The first reference is to the Exodus story and, in particular, instructions about not breaking any of the bones of the lamb to be sacrificed on that first Passover (Ex. 12:46, Num. 9:12). The second reference connects to prophecies about the house of David (Zech. 12:10). Once again, we see John interpreting everything about Jesus’ death in light of the two great traditions of Israel, the Exodus and the Davidic monarchy.

But of course John isn’t just interpreting these events, he is also constructing a narrative specifically designed to reflect these theological commitments. That is, John shifts the celebration of Passover – a floating holiday in terms of what day of the week on which it falls – from Friday (as in Matthew, Mark, and Luke) to Saturday precisely to make these links between the Christian tradition about Jesus and Israel’s story of God’s ongoing commitment via deliverance and monarchy.
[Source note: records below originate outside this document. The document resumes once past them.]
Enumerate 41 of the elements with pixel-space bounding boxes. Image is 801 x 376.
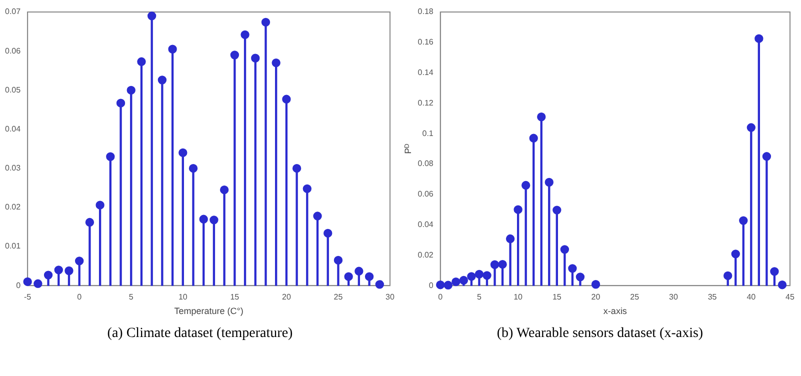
y-tick-label: 0.04 <box>4 124 22 134</box>
y-tick-label: 0.1 <box>422 128 434 138</box>
y-tick-label: 0 <box>16 280 22 290</box>
y-tick-label: 0 <box>428 280 434 290</box>
y-tick-label: 0.06 <box>418 190 434 199</box>
x-tick-label: 5 <box>476 292 482 302</box>
y-tick-label: 0.08 <box>418 159 434 168</box>
y-tick-label: 0.16 <box>418 38 434 47</box>
y-tick-label: 0.18 <box>418 7 434 16</box>
x-tick-label: 25 <box>334 292 344 302</box>
x-tick-label: 15 <box>552 292 562 302</box>
x-tick-label: 0 <box>77 292 82 302</box>
y-tick-label: 0.03 <box>4 164 22 173</box>
y-tick-label: 0.02 <box>4 202 22 212</box>
x-tick-label: 25 <box>630 292 640 302</box>
x-tick-label: 30 <box>386 292 395 302</box>
x-tick-label: 20 <box>591 292 601 302</box>
x-tick-label: 35 <box>708 292 718 302</box>
y-tick-label: 0.14 <box>418 68 434 78</box>
y-tick-label: 0.05 <box>4 85 22 94</box>
text: (a) Climate dataset (temperature) <box>106 326 294 342</box>
y-tick-label: 0.04 <box>418 220 434 230</box>
x-tick-label: 15 <box>230 292 240 302</box>
y-tick-label: 0.02 <box>418 250 434 260</box>
y-tick-label: 0.07 <box>4 7 22 16</box>
x-tick-label: 40 <box>746 292 756 302</box>
x-tick-label: 5 <box>128 292 134 302</box>
x-tick-label: 0 <box>438 292 444 302</box>
y-axis-title: Pᴰ <box>402 144 413 154</box>
x-axis-title: x-axis <box>603 306 628 316</box>
y-tick-label: 0.12 <box>418 98 434 108</box>
x-tick-label: 20 <box>282 292 292 302</box>
y-tick-label: 0.01 <box>4 242 22 251</box>
text: (b) Wearable sensors dataset (x-axis) <box>496 326 704 342</box>
x-tick-label: 10 <box>178 292 188 302</box>
x-axis-title: Temperature (C°) <box>174 306 244 316</box>
x-tick-label: -5 <box>24 292 32 302</box>
x-tick-label: 10 <box>514 292 524 302</box>
x-tick-label: 45 <box>786 292 795 302</box>
y-tick-label: 0.06 <box>4 46 22 56</box>
x-tick-label: 30 <box>669 292 678 302</box>
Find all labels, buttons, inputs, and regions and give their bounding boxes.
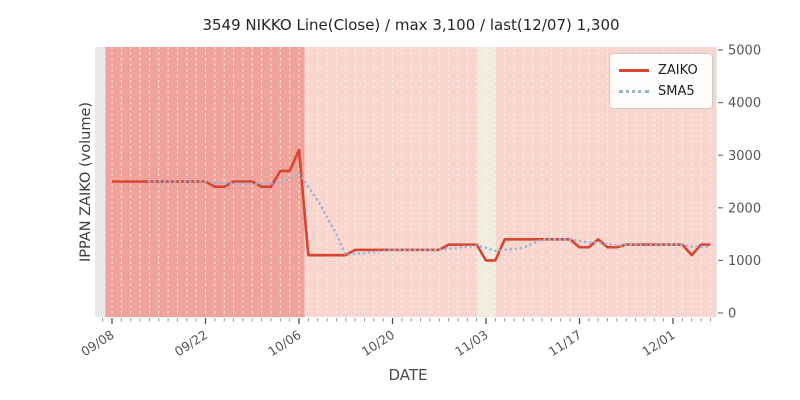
y-tick-label: 0 [728,307,736,322]
legend-swatch-sma5-line [619,90,649,93]
legend-swatch-zaiko-line [619,69,649,72]
x-tick-label: 10/06 [265,327,303,359]
y-tick-label: 2000 [728,201,761,216]
x-tick-label: 12/01 [639,327,677,359]
series-line-zaiko [112,148,711,262]
legend-item-zaiko: ZAIKO [619,60,703,81]
x-tick-label: 11/03 [452,327,490,359]
legend-label-zaiko: ZAIKO [658,63,698,78]
x-axis-label: DATE [388,366,428,384]
chart-title: 3549 NIKKO Line(Close) / max 3,100 / las… [202,16,620,34]
y-tick-label: 3000 [728,149,761,164]
x-tick-label: 09/22 [172,327,210,359]
y-tick-label: 4000 [728,96,761,111]
x-tick-label: 10/20 [359,327,397,359]
x-tick-label: 11/17 [546,327,584,359]
y-tick-label: 5000 [728,44,761,59]
x-tick-label: 09/08 [78,327,116,359]
y-tick-label: 1000 [728,254,761,269]
legend-label-sma5: SMA5 [658,84,695,99]
legend-item-sma5: SMA5 [619,81,703,102]
series-line-sma5 [148,171,712,257]
legend: ZAIKO SMA5 [609,53,713,109]
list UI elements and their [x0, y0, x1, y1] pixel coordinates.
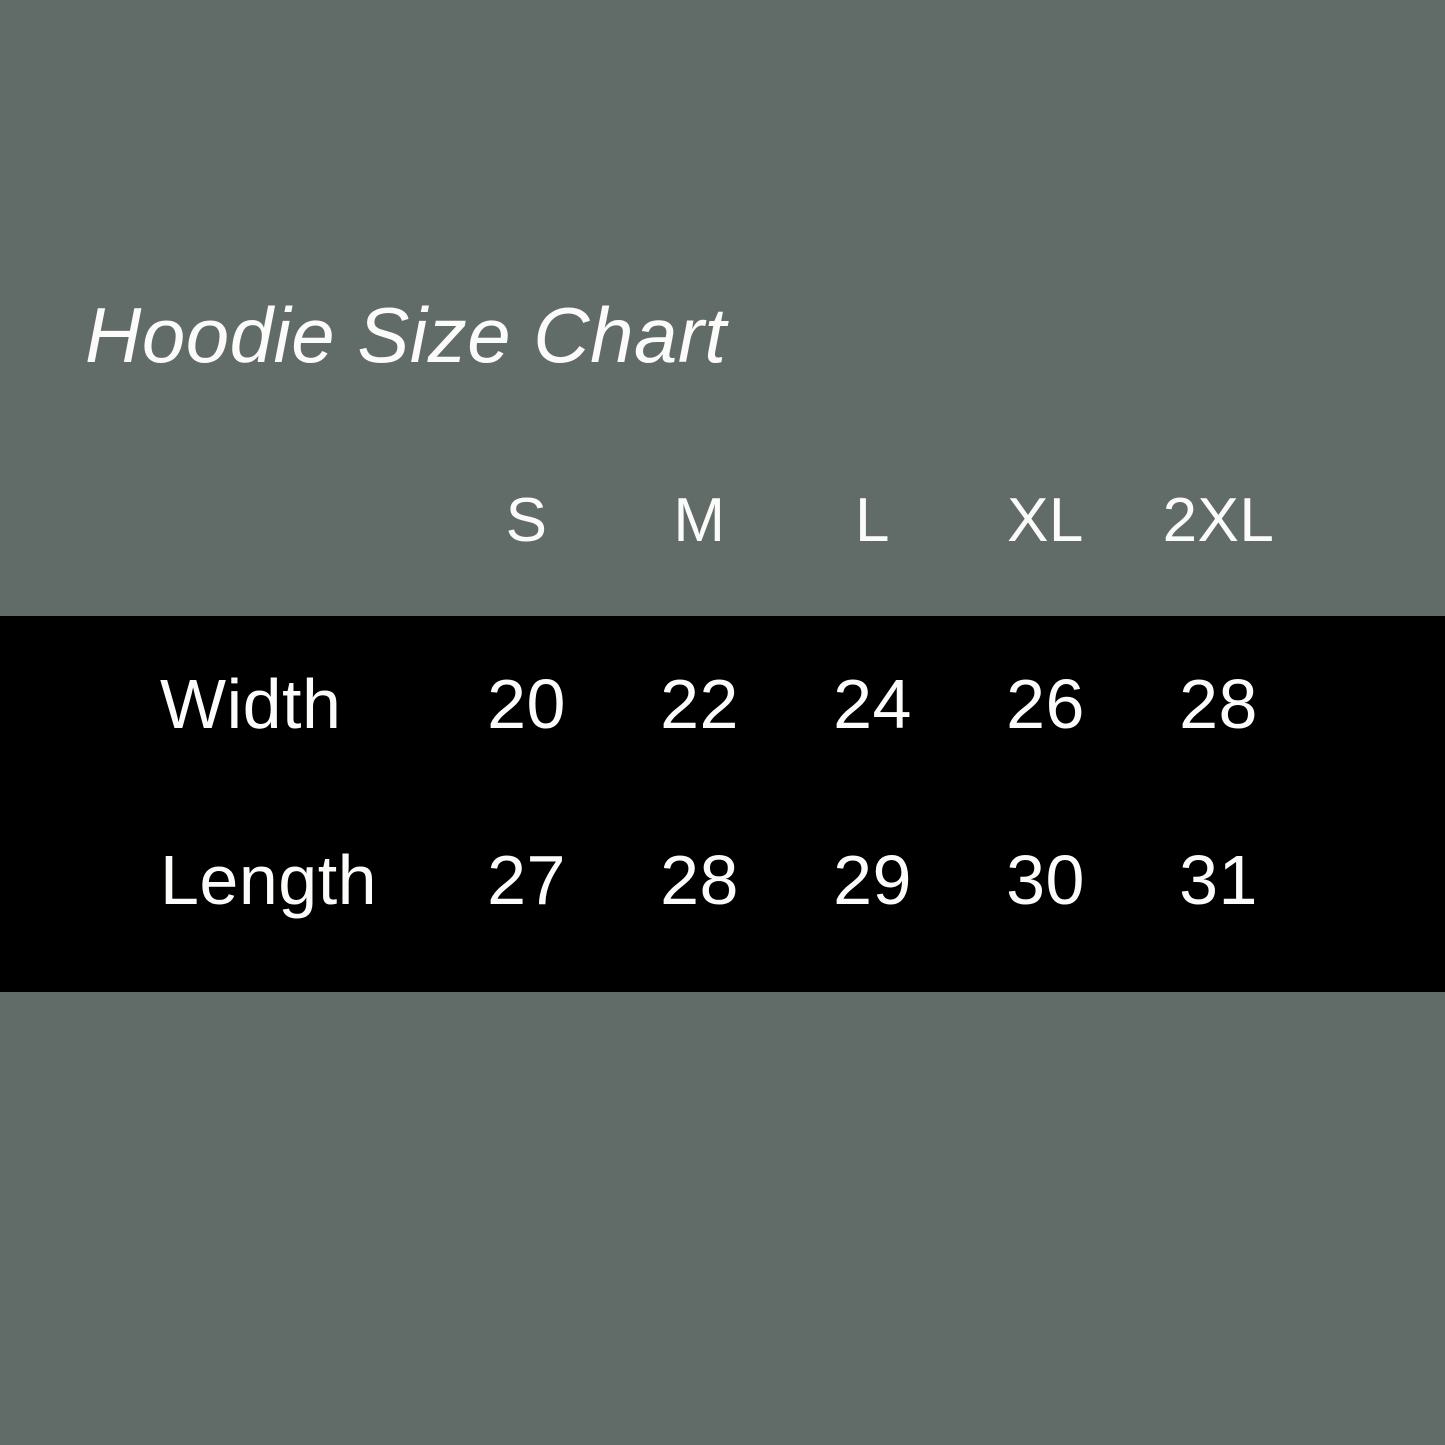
size-header-l: L	[855, 485, 890, 555]
measurements-band: Width 20 22 24 26 28 Length 27 28 29 30 …	[0, 616, 1445, 992]
size-header-2xl: 2XL	[1162, 485, 1275, 555]
length-value-l: 29	[833, 841, 912, 919]
length-value-s: 27	[487, 841, 566, 919]
row-label-width: Width	[160, 665, 342, 743]
width-value-s: 20	[487, 665, 566, 743]
size-header-m: M	[673, 485, 726, 555]
width-value-l: 24	[833, 665, 912, 743]
table-row-length: Length 27 28 29 30 31	[100, 792, 1305, 968]
length-value-2xl: 31	[1179, 841, 1258, 919]
width-value-2xl: 28	[1179, 665, 1258, 743]
width-value-xl: 26	[1006, 665, 1085, 743]
length-value-m: 28	[660, 841, 739, 919]
size-header-s: S	[505, 485, 548, 555]
row-label-length: Length	[160, 841, 378, 919]
page-title: Hoodie Size Chart	[85, 291, 727, 379]
size-header-row: S M L XL 2XL	[100, 470, 1305, 570]
width-value-m: 22	[660, 665, 739, 743]
length-value-xl: 30	[1006, 841, 1085, 919]
size-header-xl: XL	[1007, 485, 1084, 555]
table-row-width: Width 20 22 24 26 28	[100, 616, 1305, 792]
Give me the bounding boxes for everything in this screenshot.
What are we to make of the literary license John exercises so liberally? Again, I think the key is to keep in mind that John is not writing a twenty-first century history informed by post-Enlightenment sensibilities about historical accuracy, but rather is offering a first century narrative confession of faith that in this one, Jesus of Nazareth who was crucified, God is keeping God’s promises to Israel by redeeming Israel and, indeed, the whole world. And in response to John’s robust and vibrant confession, I can only say, this is most certainly true.

Prayer: Dear God, each and every day remind us anew of your great love for us that we may, in turn, love those around us. In Jesus’ name, Amen.